You're right, there are a few nice beers here and there. The pony sours are very nice. Left-field has some great stuff. Tooth and nail has had some fantastic colab beers, and their standard lineup is quite passable. But where are our Belgian style ales? Our west-coast style IPAs? Where are the Baltic porters and imperial stouts? I want a full bodied malty IPA. I want a double IPA with some seriously lacto funky notes, not just "this baby can fit so much hops".

We're just SO unadventurous, and I think a lot of it has to do with LCBO. I used to be able to get all that stuff, but selection has shrunk and shrunk.

Make Ontario craft work for their spot on the shelf. Too much protectionism is bad for consumers.

[–] prodigalsorcerer@lemmy.ca 5 points 17 hours ago (1 children)

Wouldn't that mean that getting things onto the island is also expensive?

Also notice that this article only mentions the giant multi-national brewers Labatt and Molson. Small craft brewers will be fine, they're already more expensive (and better) than the mass-produced stuff.

This certainly sucks for the 110 or so workers that work for Labatt and Molson. I guess it's possible that the interprovincial trade rules could be modified so that only small companies are allowed free trade, preventing Molson and Labatt from pulling out, but still allowing people to buy craft beers from across the country. Not sure how easy it would be to define "small" though.

[–] Kichae@lemmy.ca 1 points 15 hours ago* (last edited 15 hours ago) (1 children)

Yes, getting things onto the island will be expensive, but if you have a war chest, a distribution network, and the facilities to produce at scale, you can enter the market just fine. And if a bunch of others do as well, the lot of them can squeeze out the local brewers.

Weirdly enough, the amount of money you have today directly impacts how much you can fuck over someone smaller than you tomorrow.

[–] prodigalsorcerer@lemmy.ca 1 points 14 hours ago

This article doesn't talk about small brewers though.
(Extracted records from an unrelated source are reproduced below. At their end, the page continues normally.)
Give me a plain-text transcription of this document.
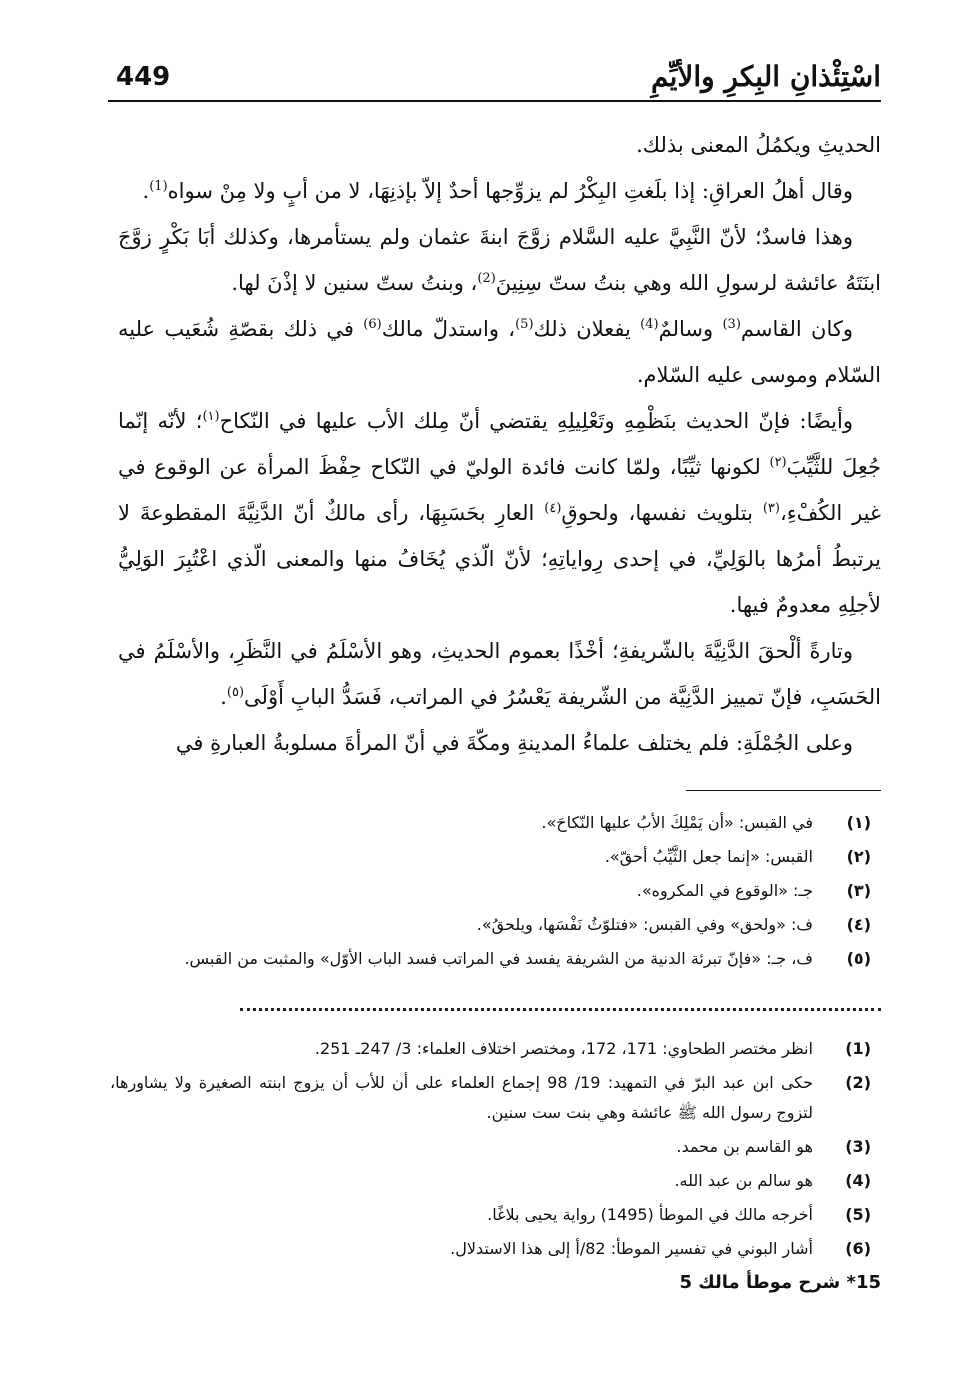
449	اسْتِئْذانِ البِكرِ والأيِّمِ

الحديثِ ويكمُلُ المعنى بذلك.

وقال أهلُ العراقِ: إذا بلَغتِ البِكْرُ لم يزوِّجها أحدٌ إلاّ بإذنِهَا، لا من أبٍ ولا مِنْ سواه$^{(1)}$.

وهذا فاسدٌ؛ لأنّ النَّبِيَّ عليه السَّلام زوَّجَ ابنةَ عثمان ولم يستأمرها، وكذلك أبَا بَكْرٍ زوَّجَ ابنَتَهُ عائشة لرسولِ الله وهي بنتُ ستّ سِنِينَ$^{(2)}$، وبنتُ ستّ سنين لا إذْنَ لها.

وكان القاسم$^{(3)}$ وسالمٌ$^{(4)}$ يفعلان ذلك$^{(5)}$، واستدلّ مالك$^{(6)}$ في ذلك بقصّةِ شُعَيب عليه السّلام وموسى عليه السّلام.

وأيضًا: فإنّ الحديث بنَظْمِهِ وتَعْلِيلِهِ يقتضي أنّ مِلك الأب عليها في النّكاح$^{(١)}$؛ لأنّه إنّما جُعِلَ للثَّيِّبَ$^{(٢)}$ لكونها ثيِّبًا، ولمّا كانت فائدة الوليّ في النّكاح حِفْظَ المرأة عن الوقوع في غير الكُفْءِ،$^{(٣)}$ بتلويث نفسها، ولحوقِ$^{(٤)}$ العارِ بحَسَبِهَا، رأى مالكٌ أنّ الدَّنِيَّةَ المقطوعةَ لا يرتبطُ أمرُها بالوَلِيِّ، في إحدى رِواياتِهِ؛ لأنّ الّذي يُخَافُ منها والمعنى الّذي اعْتُبِرَ الوَلِيُّ لأجلِهِ معدومٌ فيها.

وتارةً ألْحقَ الدَّنِيَّةَ بالشّريفةِ؛ أخْذًا بعموم الحديثِ، وهو الأسْلَمُ في النَّظَرِ، والأسْلَمُ في الحَسَبِ، فإنّ تمييز الدَّنِيَّة من الشّريفة يَعْسُرُ في المراتب، فَسَدُّ البابِ أَوْلَى$^{(٥)}$.

وعلى الجُمْلَةِ: فلم يختلف علماءُ المدينةِ ومكّةَ في أنّ المرأةَ مسلوبةُ العبارةِ في

(١)
في القبس: «أن يَمْلِكَ الأبُ عليها النّكاحَ».
(٢)
القبس: «إنما جعل الثَّيِّبُ أحقّ».
(٣)
جـ: «الوقوع في المكروه».
(٤)
ف: «ولحق» وفي القبس: «فتلوّثُ نَفْسَها، ويلحقُ».
(٥)
ف، جـ: «فإنّ تبرئة الدنية من الشريفة يفسد في المراتب فسد الباب الأوّل» والمثبت من القبس.
(1)
انظر مختصر الطحاوي: 171، 172، ومختصر اختلاف العلماء: 3/ 247ـ 251.
(2)
حكى ابن عبد البرّ في التمهيد: 19/ 98 إجماع العلماء على أن للأب أن يزوج ابنته الصغيرة ولا يشاورها، لتزوج رسول الله ﷺ عائشة وهي بنت ست سنين.
(3)
هو القاسم بن محمد.
(4)
هو سالم بن عبد الله.
(5)
أخرجه مالك في الموطأ (1495) رواية يحيى بلاغًا.
(6)
أشار البوني في تفسير الموطأ: 82/أ إلى هذا الاستدلال.
15* شرح موطأ مالك 5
It's talking about the two largest beer companies in Canada. Yes, interprovincial trade will kill Labatt and Molson production in Newfoundland, as they move production inland to gain benefits from economies of scale. But small brewers will be fine. They might even see a growth as they gain access to bigger markets.

It's just two different markets. Craft/local beer is one market, and really doesn't compete at all with the likes of Molson and Labatt.

[–] villasv@lemmy.ca 3 points 18 hours ago* (last edited 18 hours ago) (1 children)

and getting things off the island is expensive. Medium sized brewers from Ontario and Quebec will eat their lunch.

But isn't shipping thins in the island also expensive? Why would medium sized brewers be at an advantage?

[–] Kichae@lemmy.ca 2 points 15 hours ago (1 children)

They're coming from larger markets, so already have a larger sales base, large income flow, and reduced costs from producing at a larger scale.

Y'all come from large provinces, don't ya? Because none of you are talking like you've ever seen a bigger neighbour wipe out your local industry. Or paidnany attention while Walmart and Amazon decimated things.

[–] villasv@lemmy.ca 1 points 14 hours ago* (last edited 14 hours ago)

Hm, maybe I had a different idea of what “medium” meant. I thought it was referring to brewers that had smaller production than Molson.

Because none of you are talking like you’ve ever seen a bigger neighbour wipe out your local industry. Or paidnany attention while Walmart and Amazon decimated things.

Not sure what I said pressed your buttons, I just wanted to make sense of how a medium company would have an advantage against a bigger company in terms of logistic costs.